Mr. Ludwig, speaking to OCC Northeast District's New England Community Bankers Outreach Program, said the agency will act "within a matter of weeks" to reduce charges for applications related to mergers, trust powers, head office relocations. changes in control, and other corporate activities.

Agency spokeswoman Leonora S. Cross said the fee cuts will be "substantial," but could not provide an estimate of the savings.

Mr. Ludwig said his office has also been trying to save bankers money by streamlining regulations.

Community bankers welcomed the news.

Kenneth Guenther, executive vice president of the Independent Bankers Association of America, said, "People do compare costs." He attributed Mr. Ludwig's move as a response to the 118 banks who have left its supervision in the past two years.

"OCC is having a membership problem - they are losing banks to other regulators," Mr. Guenther said. "This is an across-the-board effort by Ludwig to make staying with the OCC as a regulator more attractive."
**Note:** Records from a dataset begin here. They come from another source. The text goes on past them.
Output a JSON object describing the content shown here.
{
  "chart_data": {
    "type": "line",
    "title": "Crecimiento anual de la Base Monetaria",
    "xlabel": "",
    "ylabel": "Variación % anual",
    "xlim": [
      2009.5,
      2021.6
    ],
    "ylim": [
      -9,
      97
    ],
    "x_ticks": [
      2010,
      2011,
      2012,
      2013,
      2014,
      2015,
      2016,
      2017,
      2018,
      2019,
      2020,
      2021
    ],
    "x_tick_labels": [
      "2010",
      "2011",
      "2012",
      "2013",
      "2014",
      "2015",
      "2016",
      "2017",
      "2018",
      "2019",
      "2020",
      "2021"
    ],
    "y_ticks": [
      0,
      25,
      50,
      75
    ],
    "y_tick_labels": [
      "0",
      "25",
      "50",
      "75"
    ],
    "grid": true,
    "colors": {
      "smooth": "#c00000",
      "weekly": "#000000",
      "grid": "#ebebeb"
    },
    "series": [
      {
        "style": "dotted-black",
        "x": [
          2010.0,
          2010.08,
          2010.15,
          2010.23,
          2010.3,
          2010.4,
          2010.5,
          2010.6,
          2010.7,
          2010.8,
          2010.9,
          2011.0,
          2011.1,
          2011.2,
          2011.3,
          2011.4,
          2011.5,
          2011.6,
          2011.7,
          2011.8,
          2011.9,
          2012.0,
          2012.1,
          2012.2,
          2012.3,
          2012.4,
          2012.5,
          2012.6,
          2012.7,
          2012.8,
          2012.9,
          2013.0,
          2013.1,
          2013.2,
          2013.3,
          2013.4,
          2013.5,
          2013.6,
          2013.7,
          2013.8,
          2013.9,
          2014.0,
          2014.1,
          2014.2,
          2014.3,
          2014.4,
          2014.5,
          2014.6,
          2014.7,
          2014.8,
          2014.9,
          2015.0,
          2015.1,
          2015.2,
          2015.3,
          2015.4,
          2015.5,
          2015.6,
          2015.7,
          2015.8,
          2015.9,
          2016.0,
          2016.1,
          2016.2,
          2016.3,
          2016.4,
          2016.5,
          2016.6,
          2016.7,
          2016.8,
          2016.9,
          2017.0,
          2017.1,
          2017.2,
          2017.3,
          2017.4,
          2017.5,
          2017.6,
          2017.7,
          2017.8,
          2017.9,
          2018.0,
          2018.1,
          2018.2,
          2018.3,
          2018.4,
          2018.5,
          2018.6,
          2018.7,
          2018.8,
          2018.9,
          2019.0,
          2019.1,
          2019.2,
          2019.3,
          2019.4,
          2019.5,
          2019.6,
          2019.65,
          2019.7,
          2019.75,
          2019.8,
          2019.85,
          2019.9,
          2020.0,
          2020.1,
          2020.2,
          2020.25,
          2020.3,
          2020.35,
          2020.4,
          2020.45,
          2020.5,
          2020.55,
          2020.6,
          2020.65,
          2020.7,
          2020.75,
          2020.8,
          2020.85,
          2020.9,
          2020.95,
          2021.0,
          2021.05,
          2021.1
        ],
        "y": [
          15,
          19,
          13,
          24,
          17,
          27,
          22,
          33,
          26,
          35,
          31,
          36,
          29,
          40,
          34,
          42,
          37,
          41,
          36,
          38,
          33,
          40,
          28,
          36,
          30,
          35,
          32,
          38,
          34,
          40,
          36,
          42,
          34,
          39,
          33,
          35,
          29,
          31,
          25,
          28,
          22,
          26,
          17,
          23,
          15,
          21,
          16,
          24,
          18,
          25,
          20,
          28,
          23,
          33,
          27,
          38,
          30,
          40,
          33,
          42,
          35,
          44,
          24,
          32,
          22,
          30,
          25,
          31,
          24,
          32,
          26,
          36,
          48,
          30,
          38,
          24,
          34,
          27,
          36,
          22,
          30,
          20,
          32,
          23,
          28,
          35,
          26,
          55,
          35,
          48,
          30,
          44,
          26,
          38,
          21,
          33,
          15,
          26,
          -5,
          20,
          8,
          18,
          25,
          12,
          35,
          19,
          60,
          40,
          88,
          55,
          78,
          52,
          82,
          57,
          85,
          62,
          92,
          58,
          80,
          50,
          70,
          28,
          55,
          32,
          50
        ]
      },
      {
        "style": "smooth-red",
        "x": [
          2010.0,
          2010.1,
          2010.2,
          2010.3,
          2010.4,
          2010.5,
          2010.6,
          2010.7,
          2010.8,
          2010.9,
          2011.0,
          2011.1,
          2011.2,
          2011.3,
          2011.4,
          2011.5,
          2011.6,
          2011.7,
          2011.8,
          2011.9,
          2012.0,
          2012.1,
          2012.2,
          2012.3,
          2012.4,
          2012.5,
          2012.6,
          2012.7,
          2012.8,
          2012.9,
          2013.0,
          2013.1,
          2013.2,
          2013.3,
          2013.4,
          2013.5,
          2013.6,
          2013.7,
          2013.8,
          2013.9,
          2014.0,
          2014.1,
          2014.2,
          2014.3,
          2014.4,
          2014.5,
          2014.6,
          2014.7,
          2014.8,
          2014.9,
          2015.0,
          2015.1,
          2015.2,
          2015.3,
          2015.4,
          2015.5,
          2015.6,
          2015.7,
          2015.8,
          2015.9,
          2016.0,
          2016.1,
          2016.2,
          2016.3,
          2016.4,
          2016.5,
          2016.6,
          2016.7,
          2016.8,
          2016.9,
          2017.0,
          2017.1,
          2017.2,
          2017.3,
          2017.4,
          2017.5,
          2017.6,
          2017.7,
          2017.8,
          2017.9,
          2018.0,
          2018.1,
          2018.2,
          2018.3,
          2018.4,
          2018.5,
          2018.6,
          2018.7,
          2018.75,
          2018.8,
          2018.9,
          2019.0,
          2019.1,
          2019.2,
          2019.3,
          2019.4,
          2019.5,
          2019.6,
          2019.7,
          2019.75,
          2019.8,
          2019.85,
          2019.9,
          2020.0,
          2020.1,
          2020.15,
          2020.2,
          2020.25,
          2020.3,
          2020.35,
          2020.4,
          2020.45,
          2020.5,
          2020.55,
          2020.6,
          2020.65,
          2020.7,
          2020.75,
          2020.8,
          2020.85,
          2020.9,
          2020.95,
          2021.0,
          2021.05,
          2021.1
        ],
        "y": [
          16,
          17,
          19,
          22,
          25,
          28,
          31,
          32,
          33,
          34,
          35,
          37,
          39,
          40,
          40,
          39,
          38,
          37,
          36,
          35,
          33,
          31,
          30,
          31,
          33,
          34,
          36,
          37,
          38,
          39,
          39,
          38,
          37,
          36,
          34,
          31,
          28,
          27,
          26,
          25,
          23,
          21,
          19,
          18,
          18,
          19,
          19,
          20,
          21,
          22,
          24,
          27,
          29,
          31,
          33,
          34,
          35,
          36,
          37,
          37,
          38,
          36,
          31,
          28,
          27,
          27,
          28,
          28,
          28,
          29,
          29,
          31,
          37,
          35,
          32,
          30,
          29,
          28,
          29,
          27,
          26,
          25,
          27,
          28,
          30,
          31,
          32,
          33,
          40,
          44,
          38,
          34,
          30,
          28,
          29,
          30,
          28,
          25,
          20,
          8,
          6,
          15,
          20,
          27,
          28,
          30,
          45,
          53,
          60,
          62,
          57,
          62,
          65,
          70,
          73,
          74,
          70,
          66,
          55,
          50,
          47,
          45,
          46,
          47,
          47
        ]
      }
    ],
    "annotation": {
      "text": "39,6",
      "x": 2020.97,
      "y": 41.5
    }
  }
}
"That is just not true," said the OCC's Ms. Cross. "This is something we have been looking at for several years. and determined that they are probably high and we should make some adjustments."
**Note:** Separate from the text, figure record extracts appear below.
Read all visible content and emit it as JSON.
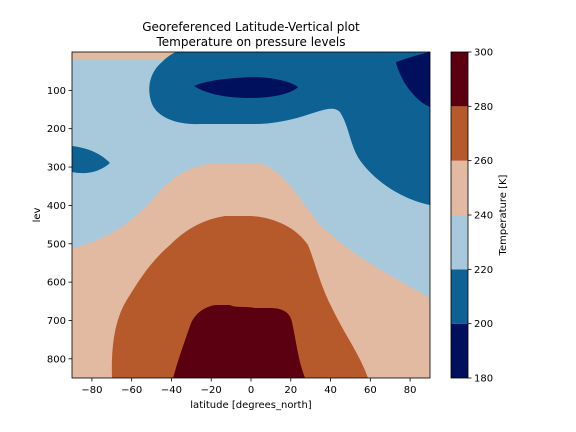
{
  "chart_data": {
    "type": "contourf",
    "title": "Georeferenced Latitude-Vertical plot",
    "subtitle": "Temperature on pressure levels",
    "xlabel": "latitude [degrees_north]",
    "ylabel": "lev",
    "xlim": [
      -90,
      90
    ],
    "ylim": [
      850,
      0
    ],
    "y_inverted": true,
    "xticks": [
      -80,
      -60,
      -40,
      -20,
      0,
      20,
      40,
      60,
      80
    ],
    "yticks": [
      100,
      200,
      300,
      400,
      500,
      600,
      700,
      800
    ],
    "colorbar": {
      "label": "Temperature [K]",
      "levels": [
        180,
        200,
        220,
        240,
        260,
        280,
        300
      ],
      "colors": [
        "#00105c",
        "#0e6193",
        "#a8c9dc",
        "#e2b9a1",
        "#b65a2b",
        "#5b0010"
      ]
    },
    "regions": [
      {
        "level_range": [
          260,
          280
        ],
        "description": "warm band over lower troposphere",
        "approx_x_range": [
          -72,
          58
        ],
        "approx_top_lev": 430
      },
      {
        "level_range": [
          280,
          300
        ],
        "description": "warmest core near surface",
        "approx_x_range": [
          -40,
          26
        ],
        "approx_top_lev": 665
      },
      {
        "level_range": [
          220,
          240
        ],
        "description": "upper troposphere background"
      },
      {
        "level_range": [
          200,
          220
        ],
        "description": "cold upper region / tropopause",
        "approx_x_range": [
          -53,
          90
        ],
        "approx_bottom_lev": 300
      },
      {
        "level_range": [
          180,
          200
        ],
        "description": "coldest pockets",
        "centers": [
          {
            "x": -2,
            "lev": 95
          },
          {
            "x": 85,
            "lev": 60
          }
        ]
      }
    ]
  }
}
The Federal Reserve Board, which regulates state-chartered member banks and all bank holding companies, does not charge fees for exams and the Federal Deposit Insurance Corp., which supervises state-chartered banks that do not belong to the Fed, does not directly charge for exams.

The OCC may also lower assessments that cover exam costs. Ms. Cross said that the agency is still deliberating, but, "They are clearly not going to go up.

Mr. Ludwig also described to the bankers gathered in Boston his approach for supervising the nation's largest banks, which has been in place for the last year.

"For each of our largest banks, we now develop an individual risk profile that incorporates all the risks the bank takes on," Mr. Ludwig said.

"We then try to determine whether the risks are appropriate for the individual institution, given its resources, and whether the controls the institution has in place are appropriate to the risks," he added.

He also pointed out that the banking system is in flux as it moves away from traditional lending activities.

"Today, banks make about a third of their income from fees, Mr. Ludwig said.

The OCC "is not exactly sure where that fee income is coming from," Ms. Cross said, and for that reason, regulators "are going to be looking more closely at exactly what activities are generating those fees."

The agency wants to determine to what extent fees contribute to individual bank profits, and whether the banks can count on that level of income in the long term, Ms. Cross said.